You can use M-x describe-mode to understand in which mode the editor is in the current buffer.

You can do more and list all Lem’s existing keybindings with M-x documentation-describe-bindings. It inspects Lem and lists keybindings, grouped by modes:

  • move, edit, mark, word, S-expressions, file, buffer, window, multiple-cursors, process, help, font and other.

Note: this command was added in Lem 2.1.


M-x grep

this presents the results in a two-panes window. You can edit lines in the results buffer, changes are reflected immediately on the files, and updated on the right side. You can use search and replace M-x query-replace in the results buffer.

multiple cursors

Use M-C (Alt and capital c), M-x add-cursors-to-next-line to add a cursor to the next line.

Lem will recognize some forms of links, specifically URLs and links to files, and will write them with a special face attribute (in my case, an underscore). You can open such a link with the command M-x open-link (not bound to a key by default).

  • URL: opens your web browser
  • file (the link must start with file://): Lem opens the file.

Version control (Git, experimental)

Simple Git support is available for reckless users.

Load it with:

(ql:quickload "lem/legit")


C-x g

or M-x legit-status.

Available features are:

  • see status (staged and unstaged changes, latest commits…)
  • stage files and diff hunks (“s”, “u”)
  • commit (“c”)
  • push, pull the current branch (“P p” and “P f”)
  • interactive rebase (best case scenario, Linux only)
    • “r i”: start an interactive rebase
    • “r a”: abort an ongoing rebase (started by you or another process)
  • see the help with “?”

and basic support for Mercurial and Fossil.

See its README on GitHub, wait for more and come talk, it’s actually easy to contribute ;)


Code formatting

Use M-x format-current-buffer, or enable auto-formatting like this:

(setf lem:*auto-format* t)

Formatters are currently defined for c (clang-format), go (gofmt), js and json (prettier), and lisp of course, but you can add your own, see the Configuration page.

Color preview

Use: M-x color-preview to highlight strings denoting a color (such as “blue” or “#ffffff”) in their color.

Color picker (SDL2)

The SDL2 frontend provides a graphical color picker.

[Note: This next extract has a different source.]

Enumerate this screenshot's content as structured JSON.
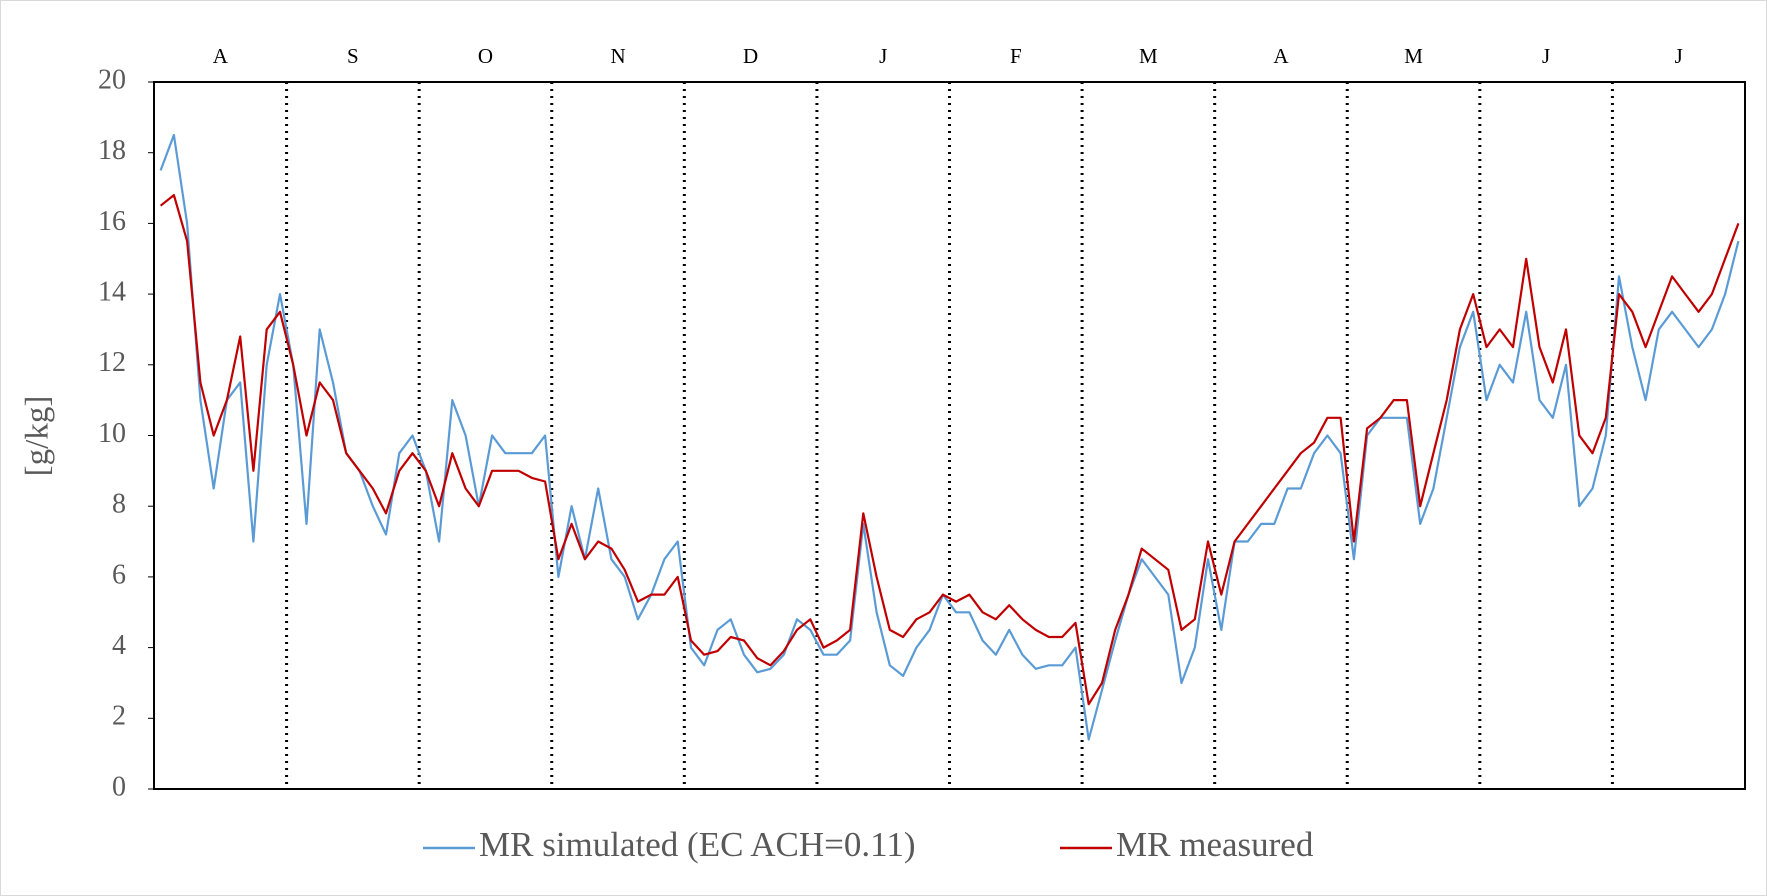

To invoke it, simply write a color name or representation inside a string, enable the color preview, and click on the color. Press q (color-picker-quit) to close it.

Lem color picker

Line numbers

Use: M-x toggle-line-numbers

or (lem/line-numbers:toggle-line-numbers)

Use (setf lem/line-numbers:*relative-line* t) to use relative line numbers (added after Lem 2.1)


Use: M-x toggle-read-only

aka (lem-core/commands/buffer:toggle-read-only)


Use: M-x auto-save-mode, aka (lem/auto-save::auto-save-mode t).

This one is a global mode: autosave is enabled for all buffers.

You can also use a minor mode: M-x toggle-auto-save, aka (lem/auto-save:toggle-auto-save), to enable auto-save for the current buffer only.

Full screen

Use: M-x toggle-frame-fullscreen

Mouse support (ncurses)

The GUI version supports the mouse, which is more difficult to bring to the terminal, so the feature is available in an optional contrib module.

You can try it with:

M-x load-contrib RET mouse-sgr1006 RET

and now you can click around in windows.

Transparent background (SDL2 only)

Set a transparent background with this line in your init file:

(sdl2-ffi.functions:sdl-set-window-opacity (lem-sdl2/display::display-window lem-sdl2/display::*display*) 0.9)

Font size (SDL2 only)

Use: font-size-increase (C-+), font-size-decrease (C--) and font-size-set [number].